Yes but Perseus, I understand there were deities and gods that were honoured early on, ie there were all sorts of things to explain stars, natural formations (eg the aboriginal dreaming), the Shinto religion in Japan has all the gods you pray to for prosperity, health etc. Ancient ertility goddesses, totemic-type systems, Hinduism has a bunch of gods and goddesses.

What I'm asking about is the three monotheistic religions, starting with Judaism. Did Judaism evolve or was it just Moses doing his thing and it started from scratch? Obviously in the bible it started from scratch, but realistically, has it been traced in history?

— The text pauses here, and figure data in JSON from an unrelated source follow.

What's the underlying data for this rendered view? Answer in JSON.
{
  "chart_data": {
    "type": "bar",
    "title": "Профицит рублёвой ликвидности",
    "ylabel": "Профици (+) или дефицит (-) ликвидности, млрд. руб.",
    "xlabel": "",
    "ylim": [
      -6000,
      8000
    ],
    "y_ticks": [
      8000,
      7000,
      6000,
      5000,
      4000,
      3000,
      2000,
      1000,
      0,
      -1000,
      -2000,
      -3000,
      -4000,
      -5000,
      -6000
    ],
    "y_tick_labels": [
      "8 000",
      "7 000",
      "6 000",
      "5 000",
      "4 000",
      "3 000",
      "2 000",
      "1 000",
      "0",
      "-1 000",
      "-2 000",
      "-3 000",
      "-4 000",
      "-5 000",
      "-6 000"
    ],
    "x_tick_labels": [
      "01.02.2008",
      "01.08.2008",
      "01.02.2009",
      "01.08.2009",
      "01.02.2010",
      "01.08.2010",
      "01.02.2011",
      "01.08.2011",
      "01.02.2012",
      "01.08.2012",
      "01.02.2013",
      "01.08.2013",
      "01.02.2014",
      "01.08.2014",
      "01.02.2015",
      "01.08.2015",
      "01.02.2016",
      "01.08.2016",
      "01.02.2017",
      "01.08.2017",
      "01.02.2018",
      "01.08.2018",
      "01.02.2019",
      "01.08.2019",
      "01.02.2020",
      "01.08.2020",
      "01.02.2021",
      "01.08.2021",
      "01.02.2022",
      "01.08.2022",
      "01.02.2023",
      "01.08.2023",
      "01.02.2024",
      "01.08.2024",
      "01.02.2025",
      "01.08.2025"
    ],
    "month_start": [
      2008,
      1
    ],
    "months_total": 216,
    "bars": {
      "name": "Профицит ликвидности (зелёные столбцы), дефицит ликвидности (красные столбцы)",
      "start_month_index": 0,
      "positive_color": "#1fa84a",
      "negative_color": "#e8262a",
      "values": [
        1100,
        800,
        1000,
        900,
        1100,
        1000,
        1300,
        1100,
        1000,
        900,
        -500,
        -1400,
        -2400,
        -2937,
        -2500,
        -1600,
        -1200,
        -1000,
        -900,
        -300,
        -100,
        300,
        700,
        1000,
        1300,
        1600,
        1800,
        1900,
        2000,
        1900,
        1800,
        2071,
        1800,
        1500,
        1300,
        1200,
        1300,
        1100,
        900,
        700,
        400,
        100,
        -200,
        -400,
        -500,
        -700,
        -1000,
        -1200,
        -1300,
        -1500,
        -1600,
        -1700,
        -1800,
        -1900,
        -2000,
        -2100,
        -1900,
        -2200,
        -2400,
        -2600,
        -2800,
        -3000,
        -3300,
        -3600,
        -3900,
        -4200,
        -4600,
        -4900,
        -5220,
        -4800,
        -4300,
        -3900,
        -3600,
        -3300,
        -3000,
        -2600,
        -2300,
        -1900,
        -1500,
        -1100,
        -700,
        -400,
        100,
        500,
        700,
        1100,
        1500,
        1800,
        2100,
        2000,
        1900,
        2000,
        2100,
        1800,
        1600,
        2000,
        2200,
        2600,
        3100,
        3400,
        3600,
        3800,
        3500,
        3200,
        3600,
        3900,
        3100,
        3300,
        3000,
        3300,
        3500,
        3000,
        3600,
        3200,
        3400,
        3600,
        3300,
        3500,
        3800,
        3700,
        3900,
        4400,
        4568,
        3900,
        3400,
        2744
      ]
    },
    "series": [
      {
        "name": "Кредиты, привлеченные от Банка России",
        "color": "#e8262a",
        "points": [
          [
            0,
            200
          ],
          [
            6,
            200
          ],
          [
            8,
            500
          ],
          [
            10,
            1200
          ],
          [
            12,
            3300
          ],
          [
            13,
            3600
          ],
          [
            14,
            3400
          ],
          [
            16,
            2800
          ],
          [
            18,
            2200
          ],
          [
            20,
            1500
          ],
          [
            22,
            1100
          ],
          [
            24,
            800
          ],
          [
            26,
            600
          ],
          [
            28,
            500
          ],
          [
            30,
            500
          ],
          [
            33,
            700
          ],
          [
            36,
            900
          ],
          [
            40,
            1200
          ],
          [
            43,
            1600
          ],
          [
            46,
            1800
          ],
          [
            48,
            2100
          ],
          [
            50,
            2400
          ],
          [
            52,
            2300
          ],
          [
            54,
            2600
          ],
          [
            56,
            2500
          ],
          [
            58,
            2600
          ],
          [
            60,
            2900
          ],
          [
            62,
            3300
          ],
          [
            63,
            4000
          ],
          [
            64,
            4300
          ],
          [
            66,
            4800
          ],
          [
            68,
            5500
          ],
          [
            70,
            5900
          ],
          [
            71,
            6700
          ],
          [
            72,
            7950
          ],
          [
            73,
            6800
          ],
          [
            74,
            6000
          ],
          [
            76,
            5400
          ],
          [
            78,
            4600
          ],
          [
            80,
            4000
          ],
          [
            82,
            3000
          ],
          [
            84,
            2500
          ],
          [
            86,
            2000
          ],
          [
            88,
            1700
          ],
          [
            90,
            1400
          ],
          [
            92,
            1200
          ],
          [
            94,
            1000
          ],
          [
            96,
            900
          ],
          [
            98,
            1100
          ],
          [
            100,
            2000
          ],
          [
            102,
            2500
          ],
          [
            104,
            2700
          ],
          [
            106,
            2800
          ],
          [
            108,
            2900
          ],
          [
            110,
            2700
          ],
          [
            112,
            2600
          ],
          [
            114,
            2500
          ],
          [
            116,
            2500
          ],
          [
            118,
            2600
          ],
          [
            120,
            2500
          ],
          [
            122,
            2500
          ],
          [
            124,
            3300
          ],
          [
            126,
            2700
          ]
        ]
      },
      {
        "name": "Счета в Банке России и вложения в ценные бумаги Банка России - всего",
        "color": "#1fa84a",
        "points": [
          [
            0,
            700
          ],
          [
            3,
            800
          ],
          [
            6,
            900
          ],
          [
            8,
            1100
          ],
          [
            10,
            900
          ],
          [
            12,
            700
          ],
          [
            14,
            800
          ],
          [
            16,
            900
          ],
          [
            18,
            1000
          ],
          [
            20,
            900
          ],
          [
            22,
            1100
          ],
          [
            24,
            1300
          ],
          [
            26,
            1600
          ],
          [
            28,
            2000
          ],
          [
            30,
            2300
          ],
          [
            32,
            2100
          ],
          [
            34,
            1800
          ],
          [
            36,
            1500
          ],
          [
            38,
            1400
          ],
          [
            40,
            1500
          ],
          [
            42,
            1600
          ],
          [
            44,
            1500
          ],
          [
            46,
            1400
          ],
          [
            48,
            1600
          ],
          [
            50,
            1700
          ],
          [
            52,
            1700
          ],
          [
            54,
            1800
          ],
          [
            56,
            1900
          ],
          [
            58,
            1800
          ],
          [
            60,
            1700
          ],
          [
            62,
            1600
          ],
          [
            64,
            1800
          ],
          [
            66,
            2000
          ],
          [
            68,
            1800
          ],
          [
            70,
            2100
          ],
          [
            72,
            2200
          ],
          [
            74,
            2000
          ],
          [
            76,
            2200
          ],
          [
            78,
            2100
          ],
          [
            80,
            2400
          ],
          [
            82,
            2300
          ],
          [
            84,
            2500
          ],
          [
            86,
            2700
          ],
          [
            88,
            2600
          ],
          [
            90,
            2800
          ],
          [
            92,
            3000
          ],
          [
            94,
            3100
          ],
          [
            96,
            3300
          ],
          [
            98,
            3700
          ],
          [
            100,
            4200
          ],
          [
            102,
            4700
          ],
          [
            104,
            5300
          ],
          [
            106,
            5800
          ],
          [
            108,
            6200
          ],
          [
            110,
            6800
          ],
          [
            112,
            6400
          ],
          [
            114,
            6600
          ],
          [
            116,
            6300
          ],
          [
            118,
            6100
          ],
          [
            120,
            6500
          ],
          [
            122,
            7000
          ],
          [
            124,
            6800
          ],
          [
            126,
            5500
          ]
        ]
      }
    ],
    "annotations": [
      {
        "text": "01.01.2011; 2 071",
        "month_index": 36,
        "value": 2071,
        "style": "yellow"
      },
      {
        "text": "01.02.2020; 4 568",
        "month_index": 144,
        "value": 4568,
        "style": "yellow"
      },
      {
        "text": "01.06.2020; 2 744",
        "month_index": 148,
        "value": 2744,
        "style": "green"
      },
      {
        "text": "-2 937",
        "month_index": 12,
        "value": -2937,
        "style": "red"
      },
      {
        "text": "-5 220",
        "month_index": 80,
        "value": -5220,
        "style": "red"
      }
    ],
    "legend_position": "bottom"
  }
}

Also, you must agree with the controlling nature of religion. Maybe it wasn't invented for that purpose but it certainly is a convenient mechanism is it not? All those three religions can be seen to have major beneficiaries from having millions of believers.

Perseus said...

I would say the church controlled the masses, but that's different to 'religion'.

(PS: I am glad you are still alive.)

Melba said...

Thanks I'm glad I'm still alive too. Apparently Ramon had a close shave the other day as well.